Найти тему
Дневник географа

Вещий сон

Орел парит... и глазом чуть видать И никаким арканом не достать. Еретик он! Казни его, владыка! Как смеет он так высоко летать?
Атааллах Аррани

Cветило солнце, по небу проплывали белые облака. На птичьем дворе было весело: одни цыплята тянули в разные стороны чью-то удачную находку — червяка, другие ходили по дворику, поклевывая то, что найдут пригодным для пищи. Квочки все время кудахтали, запрещая своим цыплятам запрыгивать на забор или проталкиваться в щели, — все должны быть на виду. Один цыпленок, которому, видимо, надоело клевать эту бесплодную землю вперемежку с насыпным навозом, нежился на солнышке, поправляя клювом перышки на своих малюсеньких, еще не сформировавшихся крылышках. Вдруг все вокруг всполошились, забегали из угла в угол, а квочки стали громко кудахтать, зазывая своих цыплят в укрытие. В панике все разбежались по клеткам, и во дворе остался только один несмышленый цыпленок. У него не было тех, кто бы опасался за его жизнь, и в укрытие его никто не звал.

Не успел он толком понять, в чем дело, как над ним нависла огромная тень. От сильного порыва воздуха поднялась пыль, и в ту же секунду совсем рядом в землю впились гигантские когти орла. Цыпленок съежился и, прищурив глазки от страха и поднявшейся пыли, прильнул к земле. Когда все утихло, он посмотрел вверх: перед ним, ворочая шеей на 360 градусов, стоял гигантский орел. Его сильные когти и мощный загнутый клюв могли вмиг растерзать целого горного козла, а крылья — поднять добычу и унести ее высоко в горы, где он свил свое гнездо. Оказавшись вблизи, цыпленок заметил в устрашающем и пронзительном взгляде этого гиганта не только силу и бесстрашие, но и внутреннее благородство.

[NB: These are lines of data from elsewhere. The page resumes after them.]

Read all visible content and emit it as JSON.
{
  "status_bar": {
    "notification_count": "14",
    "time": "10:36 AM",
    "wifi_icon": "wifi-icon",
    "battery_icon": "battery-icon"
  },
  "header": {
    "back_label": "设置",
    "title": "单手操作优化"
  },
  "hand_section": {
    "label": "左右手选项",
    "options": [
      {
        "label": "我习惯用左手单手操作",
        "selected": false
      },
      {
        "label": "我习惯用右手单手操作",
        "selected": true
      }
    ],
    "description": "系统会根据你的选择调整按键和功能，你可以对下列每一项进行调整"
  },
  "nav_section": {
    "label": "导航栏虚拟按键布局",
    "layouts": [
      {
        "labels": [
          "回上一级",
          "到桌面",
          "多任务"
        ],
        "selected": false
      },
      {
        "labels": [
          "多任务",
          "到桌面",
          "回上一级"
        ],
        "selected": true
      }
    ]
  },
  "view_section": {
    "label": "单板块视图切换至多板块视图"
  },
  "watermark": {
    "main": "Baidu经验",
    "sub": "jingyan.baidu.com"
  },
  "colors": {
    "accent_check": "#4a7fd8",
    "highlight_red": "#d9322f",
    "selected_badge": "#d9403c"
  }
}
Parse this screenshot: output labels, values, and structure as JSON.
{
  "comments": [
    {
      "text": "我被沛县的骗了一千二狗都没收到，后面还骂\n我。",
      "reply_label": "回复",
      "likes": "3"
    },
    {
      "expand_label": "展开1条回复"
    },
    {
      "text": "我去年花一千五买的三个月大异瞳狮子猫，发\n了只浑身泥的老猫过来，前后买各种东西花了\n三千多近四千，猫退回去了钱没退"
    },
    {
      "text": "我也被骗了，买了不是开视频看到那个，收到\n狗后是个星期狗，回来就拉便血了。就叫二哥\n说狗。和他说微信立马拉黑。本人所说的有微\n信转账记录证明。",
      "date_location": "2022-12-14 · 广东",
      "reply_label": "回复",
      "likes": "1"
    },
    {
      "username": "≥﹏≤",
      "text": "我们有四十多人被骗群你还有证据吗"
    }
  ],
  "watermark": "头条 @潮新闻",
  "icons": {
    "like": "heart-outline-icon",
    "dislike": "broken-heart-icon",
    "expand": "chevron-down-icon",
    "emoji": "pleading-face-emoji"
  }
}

Только приблизившись очень сильно, можно было разглядеть те качества, которые издали не заметны. Цыпленок, словно загипнотизированный, смотрел на это безумно красивое и гордое чудо. Он ни когда еще не видел такого красивого петуха, ведь в его окружении подобных не было. «Как жаль, что всего этого из укрытия не видно другим», — подумал он первым делом и решил, что, если он его не тронул, значит можно идти на контакт.

— Ты кто? — спросил цыпленок, хотя сам дрожал от страха. Орел повернул голову на его писк, оставаясь в совершенной неподвижности. Это была манера охотника, который никогда не делает лишних телодвижений, выдающих его жертве.

— Орел.

Цыпленок впервые слышал такой голос. Он не был похож ни на один из голосов, которые раздавались в инкубаторе.

— А... это как? — Это очень просто, — ответил удивительный голос. Уже ради того, чтобы слышать этот чудный голос, цыпленок готов был задавать ему вопросы. Этот грубый, басистый, идущий откуда-то изнутри, словно грохот падающих скал, голос ласкал ему слух. В нем одновременно были и угрозами непонятное несмышленому птенцу благородство. Почувствовав это, цыпленок немного оправился от страха и стал смелее.

—А почему ты не разбился, падая камнем с такой высоты? Потому что я умею летать. —А что такое «летать»?

—Малыш, летать дано каждому из нас, — сказал орёл и обернулся, когда раздался еле слышный шорох. Несмотря на недавний шум, вокруг стояла мертвая тишина. Привыкшему к вечному кудахтанью квочек и писку их многочисленного потомства цыпленку было в диковинку слышать такую тишину. Он никогда не ощущал подобного, ведь инкубатор не позволяет уединиться.

— Бог всем нам дал крылья,—продолжил орел.—Без них бы я не выжил.Они позволяют мне быть полностью независимым. Парить над горами — это высшее наслаждение в этой жизни. — Крылья? А это как? — он посмотрел на свои, неуклюже подвигал ими и продолжил: — Ведь у меня тоже есть крылья? Научишь? — разговорился цыпленок, уже понимая, что это благородное, хоть и грозное на вид чудо его не обидит.

— Этому каждый учится сам. Никто не в силах тебя научить, пока ты сам не захочешь этого. — А почему все остальные у нас не летают? Ведь у них у всех есть крылья? — О, малыш, этого тебе лучше не знать. — Почему же? — ответы орла были не совсем понятны цыпленку, но именно это и вызывало все больше интереса.

— Мы все рождаемся для полета, но нас видоизменяют, делают из нас домашних кур. Природой мы были созданы совсем другими. Мы созданы, чтобы летать. Но нам внушают что мы рождены не для этого. — А ты тоже родился в инкубаторе?

— Да, но им не удалось из меня сделать то, что сделали с остальными, потому что я мечтал стать тем, кем и для чего создан природой. — А со мной тоже сделают...? — Да, если не попытаешься оторваться от земли. Но тем самым ты потеряешь отношения с близкими.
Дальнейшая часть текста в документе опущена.